You’ve heard of peak oil. That’s the point when oil production is at its maximum and begins to decline. We don’t know when it’s coming, or if it has already passed. Some would argue that oil is a kind of renewable resource. The earth makes it and we use it, like teenagers on an allowance.

But by the time we know how much oil is left it may be too late. The impacts of oil and the cost of our dependence on it may overwhelm anything we can do to reverse the damage. That would include global warming, massive pollution and distorted international relations.

She talks about how great the streetcar is. The streetcar is okay, real rail is awesome.

Apparently, the 306 and 312 have terrible service and sometimes they are so crowded that they stop picking up passengers at some of the last few stops. Yikes. I’ve seen the same problem on the 545 where the bus doesn’t even stop at Montlake sometimes when it’s really crowded. The scary thing: sadly, trunk route service will degrade as traffic gets worse.

Finally, Tim Eyman has a rediculous transportation initiative for next year.

6 Replies to “Friday Transit Round Up”

  1. But… But…. Ron Sims promised that the buses and Transit NOW would be better than STLT……. oh snap.

  2. Peaple are going to live when it comes down and have to have alternatives during the construction of whatever. Having an alternative means nothing. Tearing it down will just prove that some traffic will dissapear and a new freeway there is not necessary.

  3. Ha!

    So that newly announced West Seattle BRT is more or less up a creek since it was planning on taking the Viaduct and West Seattle Bridge..

    This is going to be very, very, interesting.

    What are your thoughts on a surface option?

  4. The bus crowding is no real surprise. The #2X routinely leaves people behind and skips stops. Actually, so does the #2. What’s worse is that the #2 is electric, so every time it stops and people try to cram themselves on, it slows down the other #2’s and #13’s behind it.

    If only we had some sort of grade-seperated transit that wouldn’t get stuck in traffic and is expandable to meet demand… (we miss you monorail)

  5. Brian,

    I believe the West Seattle RapidRide map indicates it’ll take whatever route to downtown is fastest once it gets on the WS Bridge.

  6. Well, finally Gregoire is doing something that everyone can agree on; tear down the viaduct or make Greg Nickels pay for a tunnel.

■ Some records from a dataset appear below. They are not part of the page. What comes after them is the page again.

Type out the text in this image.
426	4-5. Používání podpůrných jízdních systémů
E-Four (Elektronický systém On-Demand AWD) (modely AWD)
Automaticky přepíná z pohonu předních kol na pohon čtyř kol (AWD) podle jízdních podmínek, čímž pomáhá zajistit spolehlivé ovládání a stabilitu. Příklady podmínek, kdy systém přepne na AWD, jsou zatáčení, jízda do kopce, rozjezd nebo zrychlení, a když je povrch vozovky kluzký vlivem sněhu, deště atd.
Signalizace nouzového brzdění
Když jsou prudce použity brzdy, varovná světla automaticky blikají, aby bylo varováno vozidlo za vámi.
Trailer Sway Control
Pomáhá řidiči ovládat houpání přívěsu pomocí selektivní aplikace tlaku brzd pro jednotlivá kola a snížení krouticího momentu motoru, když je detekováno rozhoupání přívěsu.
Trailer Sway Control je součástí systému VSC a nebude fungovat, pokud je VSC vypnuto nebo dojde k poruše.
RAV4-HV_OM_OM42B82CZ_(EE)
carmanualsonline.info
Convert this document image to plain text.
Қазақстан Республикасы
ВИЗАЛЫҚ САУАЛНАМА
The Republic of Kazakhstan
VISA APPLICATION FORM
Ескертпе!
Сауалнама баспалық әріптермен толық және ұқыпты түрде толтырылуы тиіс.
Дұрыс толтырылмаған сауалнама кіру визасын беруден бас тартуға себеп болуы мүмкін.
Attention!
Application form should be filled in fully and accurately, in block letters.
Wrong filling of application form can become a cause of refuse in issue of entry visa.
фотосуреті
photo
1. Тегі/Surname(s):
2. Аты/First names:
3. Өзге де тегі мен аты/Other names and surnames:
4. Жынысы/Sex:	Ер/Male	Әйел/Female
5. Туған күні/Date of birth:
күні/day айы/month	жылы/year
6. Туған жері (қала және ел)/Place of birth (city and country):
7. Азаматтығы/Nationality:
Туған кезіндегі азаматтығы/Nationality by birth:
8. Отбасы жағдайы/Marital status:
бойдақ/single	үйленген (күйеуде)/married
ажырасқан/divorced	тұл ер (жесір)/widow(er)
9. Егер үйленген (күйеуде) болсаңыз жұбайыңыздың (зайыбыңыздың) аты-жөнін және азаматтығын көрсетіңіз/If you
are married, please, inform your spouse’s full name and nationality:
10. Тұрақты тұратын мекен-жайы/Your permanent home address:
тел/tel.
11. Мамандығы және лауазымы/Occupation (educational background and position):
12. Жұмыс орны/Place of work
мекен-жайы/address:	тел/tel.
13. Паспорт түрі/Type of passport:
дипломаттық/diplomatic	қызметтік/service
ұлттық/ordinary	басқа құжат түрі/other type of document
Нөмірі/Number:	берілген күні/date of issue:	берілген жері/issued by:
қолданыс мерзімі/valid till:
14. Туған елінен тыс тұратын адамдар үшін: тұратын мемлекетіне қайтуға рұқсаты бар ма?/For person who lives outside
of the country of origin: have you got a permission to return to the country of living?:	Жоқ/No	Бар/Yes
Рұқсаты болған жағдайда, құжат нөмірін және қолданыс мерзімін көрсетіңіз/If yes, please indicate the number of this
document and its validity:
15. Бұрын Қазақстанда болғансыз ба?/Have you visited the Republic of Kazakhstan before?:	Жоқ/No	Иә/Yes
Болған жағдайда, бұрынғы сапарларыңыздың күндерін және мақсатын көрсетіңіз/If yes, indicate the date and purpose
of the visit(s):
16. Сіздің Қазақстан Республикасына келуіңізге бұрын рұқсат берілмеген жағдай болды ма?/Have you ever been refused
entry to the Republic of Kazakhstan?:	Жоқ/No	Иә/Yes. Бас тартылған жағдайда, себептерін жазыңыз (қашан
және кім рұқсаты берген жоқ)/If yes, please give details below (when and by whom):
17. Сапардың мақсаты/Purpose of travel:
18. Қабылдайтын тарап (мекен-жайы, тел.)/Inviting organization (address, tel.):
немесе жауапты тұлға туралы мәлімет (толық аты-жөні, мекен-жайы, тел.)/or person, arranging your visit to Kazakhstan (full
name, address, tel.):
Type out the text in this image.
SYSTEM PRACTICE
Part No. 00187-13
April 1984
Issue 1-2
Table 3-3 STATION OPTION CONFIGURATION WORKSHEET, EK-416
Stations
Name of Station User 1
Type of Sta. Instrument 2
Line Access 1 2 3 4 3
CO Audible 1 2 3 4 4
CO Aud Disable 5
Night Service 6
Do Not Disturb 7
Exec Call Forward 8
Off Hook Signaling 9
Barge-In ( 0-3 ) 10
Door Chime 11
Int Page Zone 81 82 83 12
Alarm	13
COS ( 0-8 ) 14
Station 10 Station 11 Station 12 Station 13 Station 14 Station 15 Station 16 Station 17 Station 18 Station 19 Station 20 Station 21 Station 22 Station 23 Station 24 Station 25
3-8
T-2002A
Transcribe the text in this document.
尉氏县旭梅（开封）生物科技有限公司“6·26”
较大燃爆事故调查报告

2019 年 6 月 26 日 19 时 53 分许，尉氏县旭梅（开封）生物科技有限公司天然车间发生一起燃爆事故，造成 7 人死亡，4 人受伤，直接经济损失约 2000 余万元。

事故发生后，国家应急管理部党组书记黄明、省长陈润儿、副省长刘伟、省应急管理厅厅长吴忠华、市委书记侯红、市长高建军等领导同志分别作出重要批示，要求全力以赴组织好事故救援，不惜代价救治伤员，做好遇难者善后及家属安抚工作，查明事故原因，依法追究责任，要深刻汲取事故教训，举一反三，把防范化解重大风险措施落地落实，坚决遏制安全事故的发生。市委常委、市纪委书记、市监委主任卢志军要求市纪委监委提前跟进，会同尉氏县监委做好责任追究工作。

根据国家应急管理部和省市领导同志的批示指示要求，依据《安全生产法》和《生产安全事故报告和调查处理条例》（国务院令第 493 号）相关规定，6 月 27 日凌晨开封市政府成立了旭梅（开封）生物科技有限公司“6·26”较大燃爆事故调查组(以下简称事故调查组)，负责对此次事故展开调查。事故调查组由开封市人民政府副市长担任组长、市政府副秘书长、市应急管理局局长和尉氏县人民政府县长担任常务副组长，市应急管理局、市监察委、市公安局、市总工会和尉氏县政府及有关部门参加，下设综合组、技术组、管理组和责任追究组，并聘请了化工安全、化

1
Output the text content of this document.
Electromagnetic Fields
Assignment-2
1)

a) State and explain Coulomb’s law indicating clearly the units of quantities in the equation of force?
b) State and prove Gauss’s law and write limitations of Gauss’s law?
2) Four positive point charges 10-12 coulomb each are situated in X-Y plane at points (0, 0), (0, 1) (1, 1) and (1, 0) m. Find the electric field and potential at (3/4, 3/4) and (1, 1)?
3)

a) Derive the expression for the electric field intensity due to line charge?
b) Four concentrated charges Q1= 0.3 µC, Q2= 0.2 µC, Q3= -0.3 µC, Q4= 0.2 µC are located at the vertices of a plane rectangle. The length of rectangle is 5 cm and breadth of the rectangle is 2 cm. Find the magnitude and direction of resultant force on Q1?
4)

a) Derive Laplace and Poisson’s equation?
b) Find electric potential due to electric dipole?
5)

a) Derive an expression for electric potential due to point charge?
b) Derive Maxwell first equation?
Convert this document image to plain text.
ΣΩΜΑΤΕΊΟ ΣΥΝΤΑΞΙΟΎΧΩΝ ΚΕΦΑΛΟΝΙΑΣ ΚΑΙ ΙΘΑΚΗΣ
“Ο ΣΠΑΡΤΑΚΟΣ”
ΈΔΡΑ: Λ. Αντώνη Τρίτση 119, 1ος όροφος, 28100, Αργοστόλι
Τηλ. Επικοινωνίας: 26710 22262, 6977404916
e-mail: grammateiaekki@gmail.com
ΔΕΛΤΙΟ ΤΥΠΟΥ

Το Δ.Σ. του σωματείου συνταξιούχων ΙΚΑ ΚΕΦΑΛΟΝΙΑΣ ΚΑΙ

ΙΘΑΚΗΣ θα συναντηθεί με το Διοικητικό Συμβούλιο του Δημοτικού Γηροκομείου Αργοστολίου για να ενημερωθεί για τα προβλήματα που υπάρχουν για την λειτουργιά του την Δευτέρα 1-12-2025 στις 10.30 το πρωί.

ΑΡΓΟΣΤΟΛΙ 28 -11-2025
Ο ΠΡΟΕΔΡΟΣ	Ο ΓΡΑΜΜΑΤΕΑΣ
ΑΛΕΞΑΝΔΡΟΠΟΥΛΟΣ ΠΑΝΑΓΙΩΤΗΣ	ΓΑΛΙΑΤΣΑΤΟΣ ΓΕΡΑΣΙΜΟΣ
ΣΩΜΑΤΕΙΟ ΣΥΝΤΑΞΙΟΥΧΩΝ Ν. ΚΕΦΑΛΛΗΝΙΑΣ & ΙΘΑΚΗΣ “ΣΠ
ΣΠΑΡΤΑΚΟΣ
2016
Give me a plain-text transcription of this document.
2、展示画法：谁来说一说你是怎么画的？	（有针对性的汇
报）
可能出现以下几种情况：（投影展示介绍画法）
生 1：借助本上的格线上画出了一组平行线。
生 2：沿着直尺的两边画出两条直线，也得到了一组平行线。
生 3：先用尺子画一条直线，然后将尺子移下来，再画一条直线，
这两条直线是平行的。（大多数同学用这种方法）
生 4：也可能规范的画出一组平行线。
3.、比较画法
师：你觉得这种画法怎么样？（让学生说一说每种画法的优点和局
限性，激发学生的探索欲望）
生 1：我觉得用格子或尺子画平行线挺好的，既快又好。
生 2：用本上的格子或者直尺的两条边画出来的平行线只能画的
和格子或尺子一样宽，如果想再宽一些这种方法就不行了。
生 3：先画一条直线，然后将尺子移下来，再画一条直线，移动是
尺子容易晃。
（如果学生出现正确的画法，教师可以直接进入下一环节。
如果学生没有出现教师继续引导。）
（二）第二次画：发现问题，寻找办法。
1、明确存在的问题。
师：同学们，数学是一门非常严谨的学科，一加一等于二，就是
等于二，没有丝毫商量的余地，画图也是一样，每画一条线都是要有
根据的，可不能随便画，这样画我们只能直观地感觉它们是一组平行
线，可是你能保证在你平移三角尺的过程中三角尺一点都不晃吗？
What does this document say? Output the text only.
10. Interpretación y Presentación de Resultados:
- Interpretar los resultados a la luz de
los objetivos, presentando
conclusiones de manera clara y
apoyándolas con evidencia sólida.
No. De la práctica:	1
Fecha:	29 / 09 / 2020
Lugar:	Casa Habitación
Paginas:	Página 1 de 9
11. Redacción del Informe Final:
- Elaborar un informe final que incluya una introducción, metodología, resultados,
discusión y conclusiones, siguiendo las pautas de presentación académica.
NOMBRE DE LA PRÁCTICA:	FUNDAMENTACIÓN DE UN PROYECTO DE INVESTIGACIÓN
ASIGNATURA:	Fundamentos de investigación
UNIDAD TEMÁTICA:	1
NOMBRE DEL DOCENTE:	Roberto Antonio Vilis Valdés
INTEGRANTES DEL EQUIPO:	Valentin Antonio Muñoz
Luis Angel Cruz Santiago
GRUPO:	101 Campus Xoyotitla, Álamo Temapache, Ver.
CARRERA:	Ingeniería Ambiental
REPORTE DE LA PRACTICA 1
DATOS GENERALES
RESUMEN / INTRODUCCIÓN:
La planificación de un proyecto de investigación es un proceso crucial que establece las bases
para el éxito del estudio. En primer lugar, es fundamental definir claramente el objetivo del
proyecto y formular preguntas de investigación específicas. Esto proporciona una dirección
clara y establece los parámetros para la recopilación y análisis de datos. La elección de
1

    If a freeway isn’t warranted, I think Alaskan Way should be turned into a multi-way boulevard (if any of you have ever heard of it). Such a cross-section will serve traffic bypassing the area and still allow for safe, local traffic and pedestrian access, plus plenty of landscaping, without the massive costs. We could use those costs to build a mass transit system instead.